LOS ANGELES (AP) – Arnold Spielberg, father of filmmaker Steven Spielberg and innovative engineer whose work helped make the personal computer possible, has died at 103.
Spielberg died of natural causes while surrounded by his family in Los Angeles on Tuesday, according to a statement from his four children.
Spielberg and Charles Propster designed the GE-225 mainframe in the late 1950s while working for General Electric. The machine enabled computer scientists at Dartmouth College to develop the BASIC programming language, which would be essential to the rise of personal computers in the 1970s and 1980s.
“Dad explained how his computer was supposed to work, but the computer language back then was like Greek to me,” Steven Spielberg told General Electric’s publication GE Reports. “It all sounded very exciting to me, but it was out of my reach. ”
Later he understood.
“When I see a PlayStation, when I look at a cell phone – from the smallest calculator to an iPad – I look at my dad and say, ‘My dad and a team of geniuses started this,'” Spielberg said in the family statement.
Arnold Spielberg said of his son in a 2016 interview with GE Reports, “I tried to get him interested in engineering, but his heart was in the movies. At first I was disappointed, but then I saw how good he was at filmmaking.
Arnold helped Steven produce his first full-fledged film, “Firelight,” which was made in 1963 when the aspiring director was 16.
“The story was a precursor to Steven’s ‘Close Encounters of the Third Kind’, with aliens landing on Earth, and I created the special effects,” Spielberg told the Jewish Journal in 2012. “But while Steven asked my opinion, the ideas were still hers. “
The son of Ukrainian Jewish immigrants, Arnold Spielberg was born in Cincinnati in 1917. He was obsessed with gadgets from the start, building his own crystal radio at age 9 and ham radio at age 15, developing skills he would use. during World War II as a radio operator and communications chief for the 490th Bomb Squadron, also known as the “Burma Bridge Busters”.
His experiences during the war inspired his son’s 1998 film “Saving Private Ryan”.
Arnold Spielberg graduated from the University of Cincinnati and went to work in computer research for RCA, where he helped develop the first computerized point-of-sale cash register, before moving to GE.
Late in his life, he worked on archival technology used by the USC Shoah Foundation, an organization founded by his son to preserve personal stories of the Holocaust.
Steven Spielberg, 73, was Arnold Spielberg’s firstborn.

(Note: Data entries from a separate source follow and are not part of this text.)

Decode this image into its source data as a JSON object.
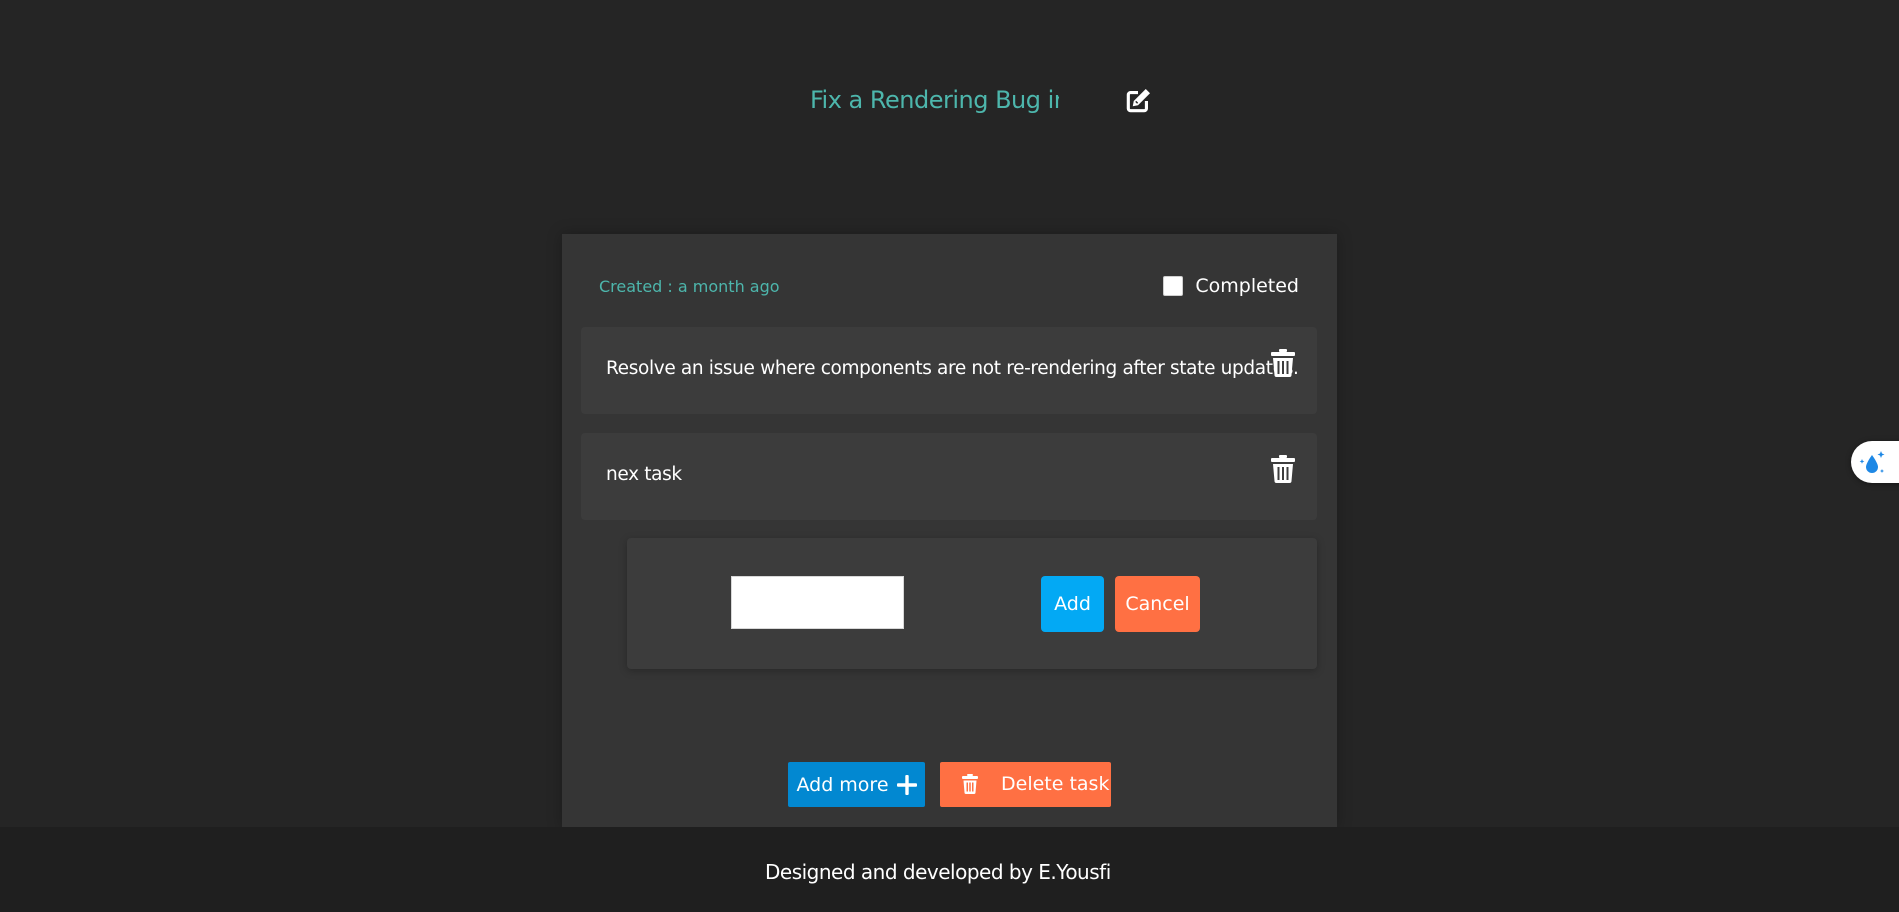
{
  "task": {
    "title": "Fix a Rendering Bug in React",
    "created_label": "Created : a month ago",
    "completed_label": "Completed",
    "completed": false,
    "subtasks": [
      {
        "text": "Resolve an issue where components are not re-rendering after state updates."
      },
      {
        "text": "nex task"
      }
    ]
  },
  "add_form": {
    "input_value": "",
    "add_label": "Add",
    "cancel_label": "Cancel"
  },
  "actions": {
    "add_more_label": "Add more",
    "delete_task_label": "Delete task"
  },
  "footer": {
    "credit": "Designed and developed by E.Yousfi"
  },
  "icons": {
    "title_edit": "edit-icon",
    "subtask_delete": "trash-icon",
    "add_more": "plus-icon",
    "delete_task": "trash-icon",
    "side_widget": "sparkle-droplet-icon"
  },
  "colors": {
    "background": "#252525",
    "card": "#353535",
    "accent_teal": "#4db6ac",
    "primary_blue": "#03a9f4",
    "add_more_blue": "#0288d1",
    "danger_orange": "#ff7043",
    "footer": "#1f1f1f"
  }
}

He also had three daughters: screenwriter Anne Spielberg, producer Nancy Spielberg and marketing manager Sue Spielberg.
The four children were with his first wife, Leah Spielberg Adler, who died in 2017. The two had divorced in 1965, and the issues the split raised for Steven Spielberg were explored in his 1982 film, “ET.”
Arnold Spielberg’s third wife, Bernice Colner Spielberg, died in 2016.